MARINELINE® & CHEMLINE® COATINGS FOR INDUSTRY

APC Article Reprints

Coating selection for small tankers is a strategic choice
AS SEEN IN :
Tanker Shipping & Trade

 

Chemical and product tanker owners are faced with the daily challenge of maximizing their profitability while being able to carrying high end cargoes. In the past they would need to specify stainless steel tanks to ensure high product purity; now there is the option of specifying MarineLine® coatings at ‘one third of the cost.’

MarineLine is based around a unique polymer technology that provides an impermeable barrier to protect cargo tanks from chemical attack and keep the steel intact. However, the key benefit is the coating’s ability to resist cargo absorption.
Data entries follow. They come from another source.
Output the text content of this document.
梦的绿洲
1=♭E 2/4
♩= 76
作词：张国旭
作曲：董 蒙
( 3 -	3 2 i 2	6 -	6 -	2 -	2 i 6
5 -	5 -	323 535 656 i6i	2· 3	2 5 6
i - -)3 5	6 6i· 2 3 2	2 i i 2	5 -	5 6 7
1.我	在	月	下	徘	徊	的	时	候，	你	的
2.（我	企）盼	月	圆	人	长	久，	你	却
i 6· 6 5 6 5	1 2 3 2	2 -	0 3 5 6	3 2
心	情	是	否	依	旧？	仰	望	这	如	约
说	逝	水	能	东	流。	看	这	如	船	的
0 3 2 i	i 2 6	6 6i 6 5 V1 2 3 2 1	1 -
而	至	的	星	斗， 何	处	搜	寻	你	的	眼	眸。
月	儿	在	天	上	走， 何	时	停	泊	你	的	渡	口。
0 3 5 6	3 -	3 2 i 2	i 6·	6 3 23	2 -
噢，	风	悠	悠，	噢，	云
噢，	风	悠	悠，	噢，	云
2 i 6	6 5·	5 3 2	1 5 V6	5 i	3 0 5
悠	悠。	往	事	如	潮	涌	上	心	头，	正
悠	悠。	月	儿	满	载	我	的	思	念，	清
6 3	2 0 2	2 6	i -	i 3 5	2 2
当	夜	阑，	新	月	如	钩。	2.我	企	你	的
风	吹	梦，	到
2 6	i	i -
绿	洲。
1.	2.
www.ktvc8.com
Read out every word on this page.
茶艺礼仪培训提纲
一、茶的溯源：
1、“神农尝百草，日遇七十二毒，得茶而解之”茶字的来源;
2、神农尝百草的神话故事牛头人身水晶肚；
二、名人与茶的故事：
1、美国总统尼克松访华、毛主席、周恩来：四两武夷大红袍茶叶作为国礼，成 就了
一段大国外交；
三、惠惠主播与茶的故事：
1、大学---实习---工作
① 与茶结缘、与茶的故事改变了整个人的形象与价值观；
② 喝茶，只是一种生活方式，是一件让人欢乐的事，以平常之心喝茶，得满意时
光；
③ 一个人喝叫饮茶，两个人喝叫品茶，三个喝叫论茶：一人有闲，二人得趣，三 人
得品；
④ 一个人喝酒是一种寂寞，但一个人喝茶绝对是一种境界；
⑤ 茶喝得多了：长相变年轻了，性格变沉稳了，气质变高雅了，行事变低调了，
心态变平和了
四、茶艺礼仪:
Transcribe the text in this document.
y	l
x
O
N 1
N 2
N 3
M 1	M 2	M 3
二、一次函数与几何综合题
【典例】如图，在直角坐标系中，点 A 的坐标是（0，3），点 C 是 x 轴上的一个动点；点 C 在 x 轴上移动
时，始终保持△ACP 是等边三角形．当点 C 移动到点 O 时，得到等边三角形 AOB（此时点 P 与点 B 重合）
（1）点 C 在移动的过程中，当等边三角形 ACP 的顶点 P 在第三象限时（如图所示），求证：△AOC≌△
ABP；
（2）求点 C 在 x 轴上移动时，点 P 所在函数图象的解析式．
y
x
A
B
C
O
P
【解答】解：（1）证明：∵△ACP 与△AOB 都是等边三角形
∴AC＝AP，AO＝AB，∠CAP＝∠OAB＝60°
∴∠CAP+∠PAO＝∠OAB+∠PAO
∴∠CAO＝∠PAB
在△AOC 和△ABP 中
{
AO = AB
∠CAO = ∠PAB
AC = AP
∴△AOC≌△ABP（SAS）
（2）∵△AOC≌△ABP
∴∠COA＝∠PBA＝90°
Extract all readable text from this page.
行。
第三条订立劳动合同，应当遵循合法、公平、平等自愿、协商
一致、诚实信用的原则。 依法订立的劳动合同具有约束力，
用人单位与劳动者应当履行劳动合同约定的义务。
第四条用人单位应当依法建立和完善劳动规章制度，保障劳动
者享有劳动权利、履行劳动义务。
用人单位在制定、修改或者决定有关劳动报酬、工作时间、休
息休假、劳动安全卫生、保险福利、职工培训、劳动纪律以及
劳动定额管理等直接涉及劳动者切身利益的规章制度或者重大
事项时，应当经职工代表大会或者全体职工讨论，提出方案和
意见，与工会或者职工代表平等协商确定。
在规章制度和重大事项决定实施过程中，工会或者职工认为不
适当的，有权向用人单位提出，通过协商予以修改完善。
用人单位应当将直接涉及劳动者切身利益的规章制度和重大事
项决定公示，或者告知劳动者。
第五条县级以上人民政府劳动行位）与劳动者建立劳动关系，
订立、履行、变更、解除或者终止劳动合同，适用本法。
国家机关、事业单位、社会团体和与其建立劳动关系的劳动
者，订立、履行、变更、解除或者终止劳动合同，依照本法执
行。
Hundreds of chemical and product tankers currently trade with this coating installed.

When properly applied and cured, MarineLine creates an extremely smooth, hard and slick surface. This cargo resistance is created by the highly cross-linked polymer structure of the coating. A polymer is used in the formulation to create a barrier.     

MarineLine Coating application

Heat curing a MarineLine coating in a cargo tank at a Turkish shipyard


Because the coating is impermeable, it limits the possibility of cross cargo contamination and maintains product purity from port to port. It also supports efficient tank cleaning and therefore fast vessel turnaround times.

Cleaning chemicals can destroy zinc coatings when cleaning from a dyed petrol, gas oil or vegetable oil to methanol or mono ethylene glycol (MEG). Tank cleaning is also a time and energy intensive process.

Epoxy coatings have very high absorption properties, especially with a cargo such as methanol, and have high restrictions for cleaning and cargo loading. In addition there are strict cargo restrictions on the carriage of edible oils and other sensitive chemicals.

While stainless steel tanks have carried sensitive cargoes for years, there are considerable costs associated with their use. This starts with the cost of construction and continues through maintenance, passivation and cleaning.

Passivation of tanks is expensive and dangerous; however, is necessary at various points throughout a cargo tank’s lifecycle. In addition, stainless steel has inherent problems with chloride attack, making cleaning the tanks a costly business as fresh water or treated seawater is required.

In 2008 independent testing laboratory, Marinspec Associates (MA), investigated the absorption and retention of chemical cargoes in organic cargo tank coatings prior to the carriage of vegetable oil cargoes.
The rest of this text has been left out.